Kiedy zaczyna się terapia, to zaczyna się dochodzenie do źródła. Niczym detektyw szukamy przyczyn tego stanu. Jeśli widzimy wysypkę na ręku nie znaczy, że ręka jest chora, tylko coś spowodowało tę zmianę. Robimy badania i stawiamy diagnozę. Jeśli nic nie zrobimy, może za pół roku trzeba będzie rękę odciąć.
Chcąc pomagać uzależnionym ks. Arkadiusz Paśnik na swoim kanale YouTube nagrał cykl zatytułowany „Trudne tematy”. Tam dzieli się doświadczeniem terapeuty i duszpasterza osób, które zmagają się z różnymi problemami.
Od 14 do 20 lutego 2021 r. w Kościele w Polsce przeżywamy 54. Tydzień Modlitw o Trzeźwość Narodu. Tegoroczny czas modlitwy i refleksji przebiega pod hasłem: „Trzeźwością pokonywać kryzys”.

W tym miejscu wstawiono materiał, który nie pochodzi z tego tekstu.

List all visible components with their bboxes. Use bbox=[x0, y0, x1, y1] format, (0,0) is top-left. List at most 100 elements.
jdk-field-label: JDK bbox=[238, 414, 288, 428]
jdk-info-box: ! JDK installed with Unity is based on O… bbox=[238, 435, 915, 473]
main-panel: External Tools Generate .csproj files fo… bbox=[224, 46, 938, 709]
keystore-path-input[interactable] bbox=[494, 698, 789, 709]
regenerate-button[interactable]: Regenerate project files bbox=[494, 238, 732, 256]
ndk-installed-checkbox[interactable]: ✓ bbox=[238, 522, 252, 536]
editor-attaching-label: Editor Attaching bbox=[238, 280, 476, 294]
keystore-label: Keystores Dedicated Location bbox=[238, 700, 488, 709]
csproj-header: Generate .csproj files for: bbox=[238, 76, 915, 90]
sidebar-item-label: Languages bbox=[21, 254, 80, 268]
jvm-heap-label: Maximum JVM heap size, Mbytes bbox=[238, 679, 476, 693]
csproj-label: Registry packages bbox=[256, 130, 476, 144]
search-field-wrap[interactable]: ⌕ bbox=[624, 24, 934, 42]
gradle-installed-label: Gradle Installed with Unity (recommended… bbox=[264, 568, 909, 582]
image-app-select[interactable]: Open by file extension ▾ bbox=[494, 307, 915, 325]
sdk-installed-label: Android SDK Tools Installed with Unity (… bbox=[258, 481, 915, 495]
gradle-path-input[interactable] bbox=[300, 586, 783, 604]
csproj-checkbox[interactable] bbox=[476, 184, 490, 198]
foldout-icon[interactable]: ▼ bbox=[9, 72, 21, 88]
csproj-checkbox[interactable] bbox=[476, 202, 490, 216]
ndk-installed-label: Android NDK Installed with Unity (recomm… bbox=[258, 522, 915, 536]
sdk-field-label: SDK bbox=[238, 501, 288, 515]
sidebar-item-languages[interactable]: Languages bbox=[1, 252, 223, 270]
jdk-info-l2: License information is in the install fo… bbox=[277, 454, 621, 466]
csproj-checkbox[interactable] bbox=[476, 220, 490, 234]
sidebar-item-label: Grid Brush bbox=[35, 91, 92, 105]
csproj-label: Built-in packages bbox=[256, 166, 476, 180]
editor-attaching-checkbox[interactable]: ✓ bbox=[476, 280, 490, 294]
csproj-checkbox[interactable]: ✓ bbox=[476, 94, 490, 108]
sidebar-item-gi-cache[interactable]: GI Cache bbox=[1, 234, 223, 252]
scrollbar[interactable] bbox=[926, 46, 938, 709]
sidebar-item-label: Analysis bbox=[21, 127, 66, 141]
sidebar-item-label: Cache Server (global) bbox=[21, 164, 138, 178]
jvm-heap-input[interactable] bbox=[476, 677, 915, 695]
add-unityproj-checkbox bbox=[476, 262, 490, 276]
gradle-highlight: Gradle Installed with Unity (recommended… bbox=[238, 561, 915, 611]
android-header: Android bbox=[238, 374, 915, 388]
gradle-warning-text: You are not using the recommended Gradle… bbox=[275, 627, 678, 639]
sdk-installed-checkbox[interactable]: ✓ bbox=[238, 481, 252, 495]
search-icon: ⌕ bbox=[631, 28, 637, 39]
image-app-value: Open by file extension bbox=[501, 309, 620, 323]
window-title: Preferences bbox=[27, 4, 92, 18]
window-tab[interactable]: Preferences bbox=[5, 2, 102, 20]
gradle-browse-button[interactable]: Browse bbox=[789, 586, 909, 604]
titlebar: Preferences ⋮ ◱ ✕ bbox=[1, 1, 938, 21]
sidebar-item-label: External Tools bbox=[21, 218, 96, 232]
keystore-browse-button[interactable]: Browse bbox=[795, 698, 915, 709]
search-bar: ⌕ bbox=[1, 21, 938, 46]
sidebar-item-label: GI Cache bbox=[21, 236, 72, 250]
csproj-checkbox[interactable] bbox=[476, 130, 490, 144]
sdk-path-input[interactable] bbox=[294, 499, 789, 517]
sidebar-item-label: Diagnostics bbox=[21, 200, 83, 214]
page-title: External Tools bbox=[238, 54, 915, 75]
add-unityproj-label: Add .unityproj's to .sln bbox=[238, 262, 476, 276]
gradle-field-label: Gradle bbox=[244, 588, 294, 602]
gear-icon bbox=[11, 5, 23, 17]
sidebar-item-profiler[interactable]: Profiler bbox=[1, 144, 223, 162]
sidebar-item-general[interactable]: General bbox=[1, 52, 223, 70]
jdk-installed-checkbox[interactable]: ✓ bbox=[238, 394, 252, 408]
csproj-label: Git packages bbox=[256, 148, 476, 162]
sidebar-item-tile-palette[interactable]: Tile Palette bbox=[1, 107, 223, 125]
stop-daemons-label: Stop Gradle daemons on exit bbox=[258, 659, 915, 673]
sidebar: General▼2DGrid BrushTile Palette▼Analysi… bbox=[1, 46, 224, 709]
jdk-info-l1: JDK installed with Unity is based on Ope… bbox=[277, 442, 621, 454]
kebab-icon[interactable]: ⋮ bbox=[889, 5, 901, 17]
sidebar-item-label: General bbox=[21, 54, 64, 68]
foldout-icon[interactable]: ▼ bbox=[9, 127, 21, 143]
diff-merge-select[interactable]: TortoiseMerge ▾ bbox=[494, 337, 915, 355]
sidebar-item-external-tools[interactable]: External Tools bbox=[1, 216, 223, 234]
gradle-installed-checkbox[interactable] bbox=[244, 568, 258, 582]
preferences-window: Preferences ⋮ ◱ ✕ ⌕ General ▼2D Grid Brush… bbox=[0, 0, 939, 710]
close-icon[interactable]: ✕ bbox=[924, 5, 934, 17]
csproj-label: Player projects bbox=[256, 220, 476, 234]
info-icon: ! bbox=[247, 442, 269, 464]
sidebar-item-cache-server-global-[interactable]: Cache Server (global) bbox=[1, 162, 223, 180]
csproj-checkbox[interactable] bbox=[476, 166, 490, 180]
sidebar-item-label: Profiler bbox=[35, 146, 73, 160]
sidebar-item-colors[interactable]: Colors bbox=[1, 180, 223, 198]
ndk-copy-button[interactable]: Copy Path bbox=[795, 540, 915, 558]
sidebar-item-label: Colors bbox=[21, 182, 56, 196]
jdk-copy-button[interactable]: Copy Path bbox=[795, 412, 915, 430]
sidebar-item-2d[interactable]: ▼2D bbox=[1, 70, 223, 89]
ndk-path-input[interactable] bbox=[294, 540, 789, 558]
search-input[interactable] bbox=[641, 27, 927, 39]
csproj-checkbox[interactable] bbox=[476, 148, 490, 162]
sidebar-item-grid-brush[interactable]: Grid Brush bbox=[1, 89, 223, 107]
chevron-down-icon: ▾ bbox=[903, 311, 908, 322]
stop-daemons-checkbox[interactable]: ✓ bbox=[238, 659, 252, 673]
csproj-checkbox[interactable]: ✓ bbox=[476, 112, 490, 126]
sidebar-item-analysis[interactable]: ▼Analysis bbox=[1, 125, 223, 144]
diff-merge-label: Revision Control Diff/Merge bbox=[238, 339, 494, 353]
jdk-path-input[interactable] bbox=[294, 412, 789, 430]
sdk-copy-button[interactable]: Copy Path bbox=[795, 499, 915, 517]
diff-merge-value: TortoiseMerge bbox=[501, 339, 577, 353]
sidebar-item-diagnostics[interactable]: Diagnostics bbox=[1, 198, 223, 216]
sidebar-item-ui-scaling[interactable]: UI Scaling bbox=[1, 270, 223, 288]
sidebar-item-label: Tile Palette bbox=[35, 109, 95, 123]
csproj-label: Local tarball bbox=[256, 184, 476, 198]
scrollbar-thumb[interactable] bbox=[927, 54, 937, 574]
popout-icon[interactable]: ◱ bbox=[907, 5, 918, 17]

Celem wydarzenia jest zwrócenie uwagi na problem, skalę i konsekwencje alkoholizmu oraz na wartość trzeźwości i wewnętrzną wolność, jaką niesie abstynencja. Jest to czas szczególnej modlitwy za osoby uwikłane w nałogi, za osoby, które wspierają alkoholików w wyjściu z choroby. To czas inicjatyw mających na celu poszukiwanie rozwiązań problemu, a także inicjatyw promujących abstynencję.